The originality of these autoantibodies lies, secondly, in their diagnostic value. Their presence in the serum or the CSF of patients is of diagnostic value since it makes it possible to specify the paraneoplastic origin of a neurological syndrome. The discovery of these antibodies, when it precedes that of cancer, directs the search for this cancer and enables it to be discovered. Such was the case for six patients out of 19 having anti-CV2 antibodies. The clinical disorders were different depending on the patients, some of them exhibiting a picture of limbic encephalitis, others encephalomyeloneuritis and others Lambert-Eaton syndrome. Nevertheless, in more than 60% of cases, the cerebella syndrome was predominant. The most commonly associated tumor was small-cell lung cancer (60% of cases).
Experiments on newborn rat brains have shown that these anti-CV2 antibodies react with a 66 kDa protein (Honnorat et al., 1996).

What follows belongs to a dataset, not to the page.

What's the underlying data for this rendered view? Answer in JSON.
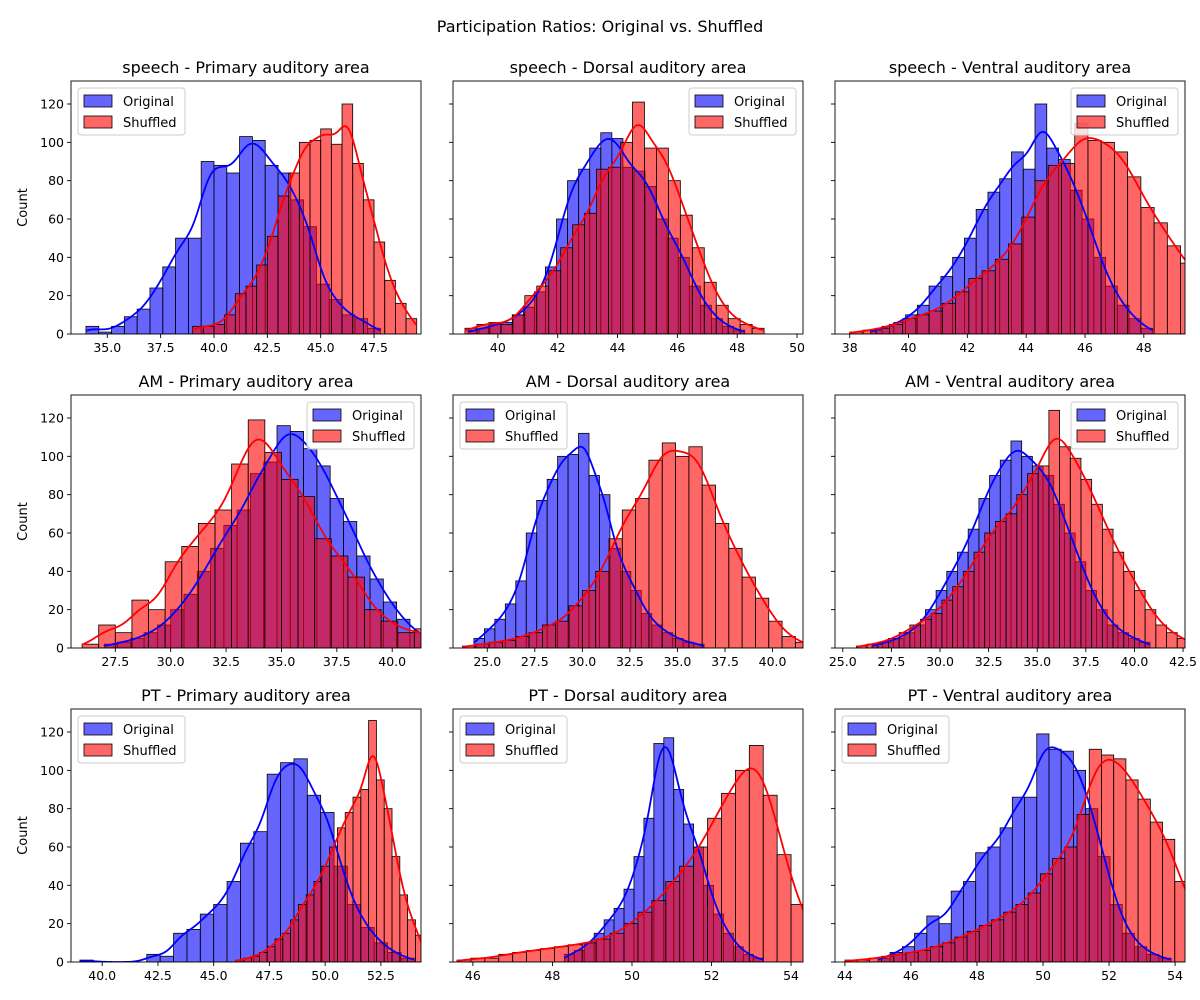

In adult brain, this antigen is located in a subpopulation of oligodendrocytes or in cells which retain differentiation capacities in the adult brain (olfactory bulb, dentate gyrus). The antigen recognized is thought to play a role in neuronal survival, via neuron/oligodendrocyte interactions, as suggested by the loss of neurons observed in the post-mortem brain of patients suffering from PNS.
It's very restricted expression in adulthood contrasts with very strong and transient expression in the central and peripheral nervous system in development, suggesting the probable role of this antigen in the development of the nervous system.
In application WO 98/37192 and the article by Honnorat et al. from 1999, the target antigen of the anti-CV2 autoantibodies, which corresponds to a protein designated “POP-66” for “paraneoplastic oligodendrocyte protein 66 kDa”, was identified as being the human form of the ULIP-4 protein. The ULIP (for “Unc-33 like phosphoprotein”) proteins are involved in the control of neuronal development and axonal transport (Byk et al., 1996). Four members of this family had been identified by three different teams (Byk et al., 1998, Wang and Strittmatter, 1996; and Hamajima et al., 1996). A thorough search for possible other members of this family had come to nothing.
The authors of the present invention were then confronted with new results, which were not coherent with the identification established by application WO 98/37192; although all the anti-CV2 sera tested on Hela cells unquestionably recognized the recombinant ULIP 4 protein in immunohistochemistry, only 20% of these sera recognized the ULIP 4 protein by Western blotting on these same cell extracts. Now, all the anti-CV2 sera tested recognized, moreover, by Western blotting, the same 66 kDa protein after immunoprecipitation, on brain extracts. In addition, the ULIP4 mRNA was only very weakly expressed in oligodendrocytes by in situ hybridization. Based on these data, the authors of the present invention supposed that a new member of the ULIP family, unidentified to date, strongly expressed by oligodendrocytes and recognized in Western blotting by all the anti-CV2 sera, could exist.